Bailey, who chairs the Financial Stability Board, identified a specific vulnerability in the current U.S. stablecoin landscape: some dollar-pegged stablecoins cannot be readily converted to dollars without routing through a crypto exchange, potentially limiting convertibility during a crisis. If these tokens become widely used for cross-border payments, Bailey argued, a financial crisis could trigger a flight from stablecoins with weak redemption guarantees to jurisdictions with stricter convertibility rules. “We know what would happen if there was a run on a stablecoin — they’d all turn up here,” Bailey said, referring to the UK.
Bailey’s stance reflects a multi-year regulatory position. In July 2025, he warned the world’s largest banks against issuing their own stablecoins, urging them to pursue tokenized deposits instead. Six major UK banks have since launched a live pilot of tokenized sterling deposits, aligning with the BoE’s preference for bank-issued digital assets over independent stablecoin issuers.
The UK and U.S. are pursuing distinct stablecoin regulatory approaches. The BoE opened a consultation in November on rules for “systemic” sterling stablecoins, initially proposing holding limits of £20,000 for individuals and £10 million for businesses. Following industry pushback, the central bank signaled in March it was open to revising those caps, with updated draft rules expected around June.
Under the UK’s planned regime, systemic stablecoin issuers must hold at least 40% of reserves in unremunerated accounts at the Bank of England, with the remainder in short-term UK government debt, specifically to ensure rapid redemption. By contrast, the U.S. GENIUS Act requires 100% reserve backing and monthly disclosures but does not mandate that token holders be able to redeem directly from the issuer without intermediaries.
The transatlantic friction reflects diverging policy trajectories.

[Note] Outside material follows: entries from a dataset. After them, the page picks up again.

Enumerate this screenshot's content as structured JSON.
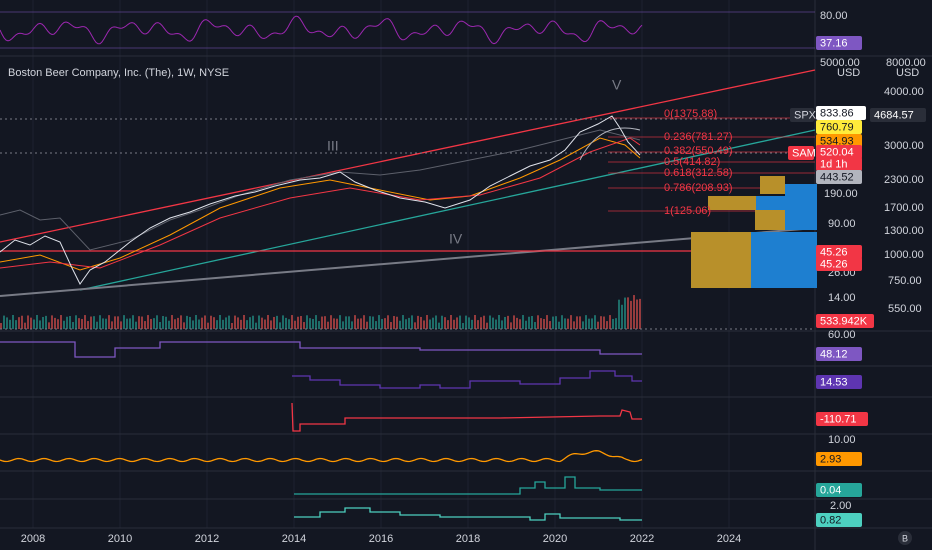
{
  "header": {
    "title": "Boston Beer Company, Inc. (The), 1W, NYSE"
  },
  "rsi": {
    "level": "80.00",
    "badge": "37.16"
  },
  "waves": [
    "V",
    "III",
    "IV"
  ],
  "fib": [
    "0(1375.88)",
    "0.236(781.27)",
    "0.382(550.49)",
    "0.5(414.82)",
    "0.618(312.58)",
    "0.786(208.93)",
    "1(125.06)"
  ],
  "axis_left": {
    "labels": [
      "5000.00",
      "USD",
      "190.00",
      "90.00",
      "26.00",
      "14.00",
      "60.00",
      "10.00",
      "2.00"
    ]
  },
  "axis_right": {
    "labels": [
      "8000.00",
      "USD",
      "4000.00",
      "3000.00",
      "2300.00",
      "1700.00",
      "1300.00",
      "1000.00",
      "750.00",
      "550.00"
    ]
  },
  "badges": {
    "spx_name": "SPX",
    "spx": "833.86",
    "spx_right": "4684.57",
    "b1": "760.79",
    "b2": "534.93",
    "b3": "520.04",
    "sam": "SAM",
    "countdown": "1d 1h",
    "b4": "443.52",
    "line1": "45.26",
    "line2": "45.26",
    "volume": "533.942K",
    "ind1": "48.12",
    "ind2": "14.53",
    "ind3": "-110.71",
    "ind4": "2.93",
    "ind5": "0.04",
    "ind6": "0.82"
  },
  "years": [
    "2008",
    "2010",
    "2012",
    "2014",
    "2016",
    "2018",
    "2020",
    "2022",
    "2024"
  ],
  "footer": {
    "icon": "B"
  }
}
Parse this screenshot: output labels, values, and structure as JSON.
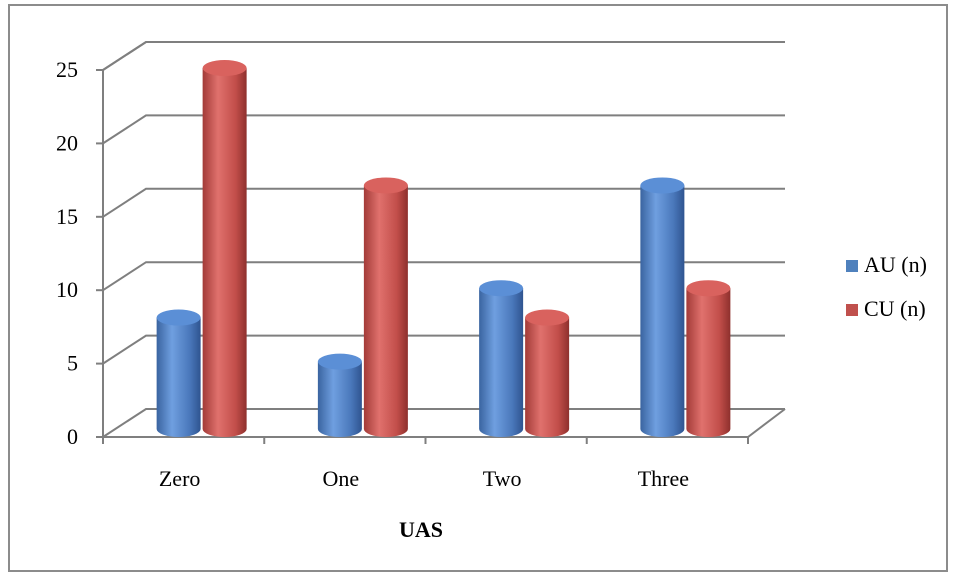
{
  "chart_data": {
    "type": "bar",
    "categories": [
      "Zero",
      "One",
      "Two",
      "Three"
    ],
    "series": [
      {
        "name": "AU (n)",
        "values": [
          8,
          5,
          10,
          17
        ],
        "color": "#4f81bd"
      },
      {
        "name": "CU (n)",
        "values": [
          25,
          17,
          8,
          10
        ],
        "color": "#c0504d"
      }
    ],
    "title": "",
    "xlabel": "UAS",
    "ylabel": "",
    "ylim": [
      0,
      25
    ],
    "yticks": [
      "0",
      "5",
      "10",
      "15",
      "20",
      "25"
    ],
    "grid": true,
    "legend_position": "right",
    "style": "3d-cylinder"
  }
}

President Trump signed the GENIUS Act into law in July 2025, and the FDIC proposed implementing rules in April. The Senate Banking Committee is set to mark up the broader CLARITY Act on Thursday after a bipartisan compromise on stablecoin yield resolved a months-long legislative impasse.
Bailey’s comments arrived the same day ECB President Christine Lagarde made her most direct case yet against stablecoins, arguing that even euro-denominated tokens threaten financial stability and monetary-policy transmission. Together, the speeches represent significant pushback from Europe’s two most powerful central bankers against a stablecoin regulatory regime shaped largely on U.S. terms.
Whether Bailey’s framing gains traction will depend on how the Financial Stability Board’s standard-setting process unfolds. The FSB has issued stablecoin recommendations since 2020, but those guidelines are non-binding, and the U.S. has historically shown limited appetite for subordinating domestic crypto policy to multilateral frameworks.